We want to understand how the time needed to run a query with an EXISTS subquery changes as the data grows.

Specifically, how does checking for existence inside a subquery affect performance?

Scenario Under Consideration

Analyze the time complexity of the following code snippet.


SELECT employee_id, employee_name
FROM employees e
WHERE EXISTS (
  SELECT 1
  FROM sales s
  WHERE s.employee_id = e.employee_id
);
    

This query finds all employees who have made at least one sale by checking if a matching record exists in the sales table.

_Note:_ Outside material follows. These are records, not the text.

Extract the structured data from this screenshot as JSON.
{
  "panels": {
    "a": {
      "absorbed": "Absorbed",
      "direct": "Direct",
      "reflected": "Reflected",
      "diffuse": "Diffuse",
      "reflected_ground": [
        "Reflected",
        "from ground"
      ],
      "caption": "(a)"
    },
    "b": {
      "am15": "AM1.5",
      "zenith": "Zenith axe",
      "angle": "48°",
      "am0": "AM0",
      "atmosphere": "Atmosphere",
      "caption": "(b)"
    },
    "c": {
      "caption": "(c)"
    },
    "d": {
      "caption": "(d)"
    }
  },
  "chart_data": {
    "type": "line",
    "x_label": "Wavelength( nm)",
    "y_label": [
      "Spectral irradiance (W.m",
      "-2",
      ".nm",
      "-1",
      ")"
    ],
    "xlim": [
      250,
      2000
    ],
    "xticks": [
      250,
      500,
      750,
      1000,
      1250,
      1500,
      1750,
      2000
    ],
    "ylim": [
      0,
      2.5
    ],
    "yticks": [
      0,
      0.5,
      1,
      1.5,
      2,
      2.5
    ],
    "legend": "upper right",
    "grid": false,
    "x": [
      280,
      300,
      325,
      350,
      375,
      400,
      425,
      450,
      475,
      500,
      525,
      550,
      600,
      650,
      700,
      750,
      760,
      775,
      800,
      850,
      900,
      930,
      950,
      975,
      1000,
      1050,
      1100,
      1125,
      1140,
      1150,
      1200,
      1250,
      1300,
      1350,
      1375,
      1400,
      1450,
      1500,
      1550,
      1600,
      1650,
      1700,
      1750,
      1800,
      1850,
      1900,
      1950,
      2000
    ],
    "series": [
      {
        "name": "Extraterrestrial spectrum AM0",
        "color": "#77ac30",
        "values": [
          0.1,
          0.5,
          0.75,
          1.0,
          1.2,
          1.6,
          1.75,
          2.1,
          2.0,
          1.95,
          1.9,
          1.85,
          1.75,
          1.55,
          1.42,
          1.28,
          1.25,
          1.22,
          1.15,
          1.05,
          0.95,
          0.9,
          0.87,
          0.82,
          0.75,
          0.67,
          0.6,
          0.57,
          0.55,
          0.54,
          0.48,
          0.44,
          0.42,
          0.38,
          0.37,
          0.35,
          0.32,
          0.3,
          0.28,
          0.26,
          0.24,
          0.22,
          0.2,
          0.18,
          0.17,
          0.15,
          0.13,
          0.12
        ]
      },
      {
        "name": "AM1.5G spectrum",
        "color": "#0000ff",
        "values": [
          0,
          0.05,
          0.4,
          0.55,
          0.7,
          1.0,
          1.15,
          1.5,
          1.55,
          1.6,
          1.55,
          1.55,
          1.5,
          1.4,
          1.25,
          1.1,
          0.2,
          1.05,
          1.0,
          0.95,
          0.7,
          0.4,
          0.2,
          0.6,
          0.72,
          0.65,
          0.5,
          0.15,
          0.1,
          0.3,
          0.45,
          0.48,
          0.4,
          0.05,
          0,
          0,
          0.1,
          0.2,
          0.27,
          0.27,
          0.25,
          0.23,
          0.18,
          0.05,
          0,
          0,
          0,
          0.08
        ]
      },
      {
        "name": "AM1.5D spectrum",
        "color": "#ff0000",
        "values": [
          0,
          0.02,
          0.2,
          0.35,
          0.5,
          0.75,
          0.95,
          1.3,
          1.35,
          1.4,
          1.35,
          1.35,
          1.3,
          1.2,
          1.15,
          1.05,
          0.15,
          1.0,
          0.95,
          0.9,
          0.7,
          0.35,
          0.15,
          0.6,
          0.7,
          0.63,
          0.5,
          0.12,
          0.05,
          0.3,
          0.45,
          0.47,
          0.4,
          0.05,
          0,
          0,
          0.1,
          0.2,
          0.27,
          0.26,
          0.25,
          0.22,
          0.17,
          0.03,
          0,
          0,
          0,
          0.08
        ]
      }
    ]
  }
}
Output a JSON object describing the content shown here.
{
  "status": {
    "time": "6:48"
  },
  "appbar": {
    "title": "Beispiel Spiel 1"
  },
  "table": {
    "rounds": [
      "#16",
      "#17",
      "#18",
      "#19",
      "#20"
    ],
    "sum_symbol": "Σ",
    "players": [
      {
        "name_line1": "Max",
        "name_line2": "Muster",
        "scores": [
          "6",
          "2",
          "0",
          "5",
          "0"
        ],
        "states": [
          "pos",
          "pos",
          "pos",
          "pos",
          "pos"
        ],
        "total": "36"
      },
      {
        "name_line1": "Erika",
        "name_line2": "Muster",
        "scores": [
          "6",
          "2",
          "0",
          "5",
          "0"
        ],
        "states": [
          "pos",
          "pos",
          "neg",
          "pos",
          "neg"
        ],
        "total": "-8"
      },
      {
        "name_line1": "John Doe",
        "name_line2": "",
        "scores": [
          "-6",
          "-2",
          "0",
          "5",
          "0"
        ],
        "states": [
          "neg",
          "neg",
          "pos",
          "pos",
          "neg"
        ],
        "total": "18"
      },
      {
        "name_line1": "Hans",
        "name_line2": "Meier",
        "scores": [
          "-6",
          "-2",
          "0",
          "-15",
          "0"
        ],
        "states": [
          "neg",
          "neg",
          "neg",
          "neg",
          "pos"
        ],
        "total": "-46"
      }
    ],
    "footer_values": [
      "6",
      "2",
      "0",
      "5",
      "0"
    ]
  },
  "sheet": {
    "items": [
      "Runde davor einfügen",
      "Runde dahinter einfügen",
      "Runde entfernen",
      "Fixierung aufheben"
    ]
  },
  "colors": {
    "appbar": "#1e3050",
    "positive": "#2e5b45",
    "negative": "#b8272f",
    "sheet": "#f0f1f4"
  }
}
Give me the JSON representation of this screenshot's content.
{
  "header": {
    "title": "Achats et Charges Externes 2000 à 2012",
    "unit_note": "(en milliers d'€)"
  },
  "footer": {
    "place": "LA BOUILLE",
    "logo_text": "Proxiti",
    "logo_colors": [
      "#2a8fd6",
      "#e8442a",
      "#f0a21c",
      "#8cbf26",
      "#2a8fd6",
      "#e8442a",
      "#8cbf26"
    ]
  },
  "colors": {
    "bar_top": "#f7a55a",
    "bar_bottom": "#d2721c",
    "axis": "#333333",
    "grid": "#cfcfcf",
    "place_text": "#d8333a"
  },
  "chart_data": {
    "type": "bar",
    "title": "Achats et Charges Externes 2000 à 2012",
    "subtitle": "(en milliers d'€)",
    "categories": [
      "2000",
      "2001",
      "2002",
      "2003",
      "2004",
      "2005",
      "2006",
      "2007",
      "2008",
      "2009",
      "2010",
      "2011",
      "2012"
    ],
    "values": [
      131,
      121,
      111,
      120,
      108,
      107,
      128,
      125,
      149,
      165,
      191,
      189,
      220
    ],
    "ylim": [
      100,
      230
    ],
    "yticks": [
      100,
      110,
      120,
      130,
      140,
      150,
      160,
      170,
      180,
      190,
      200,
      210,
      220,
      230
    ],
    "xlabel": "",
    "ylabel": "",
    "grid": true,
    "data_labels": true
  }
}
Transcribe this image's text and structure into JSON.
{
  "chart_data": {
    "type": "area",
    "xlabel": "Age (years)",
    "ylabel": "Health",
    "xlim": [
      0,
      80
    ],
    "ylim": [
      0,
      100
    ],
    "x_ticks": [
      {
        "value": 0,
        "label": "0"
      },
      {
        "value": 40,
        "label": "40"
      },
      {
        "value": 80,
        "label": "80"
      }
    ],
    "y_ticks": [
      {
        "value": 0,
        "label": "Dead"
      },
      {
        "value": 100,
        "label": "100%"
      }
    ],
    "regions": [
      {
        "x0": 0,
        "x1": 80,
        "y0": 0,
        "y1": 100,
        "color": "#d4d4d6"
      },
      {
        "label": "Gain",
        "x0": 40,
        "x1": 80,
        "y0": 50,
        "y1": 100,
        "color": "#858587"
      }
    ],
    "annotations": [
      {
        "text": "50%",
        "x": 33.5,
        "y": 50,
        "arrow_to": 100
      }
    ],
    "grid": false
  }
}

Identify Repeating Operations

Identify the loops, recursion, array traversals that repeat.

  • Primary operation: For each employee, the database checks the sales table to see if a matching sale exists.
  • How many times: This check happens once per employee row.
How Execution Grows With Input

As the number of employees grows, the database performs more existence checks.

Input Size (n employees)Approx. Operations
10About 10 existence checks in sales
100About 100 existence checks in sales
1000About 1000 existence checks in sales

Pattern observation: The number of checks grows roughly in direct proportion to the number of employees.

Final Time Complexity

Time Complexity: O(n)

This means the time to run the query grows roughly in a straight line as the number of employees increases.

Common Mistake

[X] Wrong: "The EXISTS subquery runs once and checks all sales at the same time."

[OK] Correct: Actually, the EXISTS check runs separately for each employee, so the work grows with the number of employees.

Interview Connect

Understanding how subqueries with EXISTS scale helps you write efficient queries and explain your reasoning clearly in interviews.

Self-Check

"What if we replaced EXISTS with IN? How would the time complexity change?"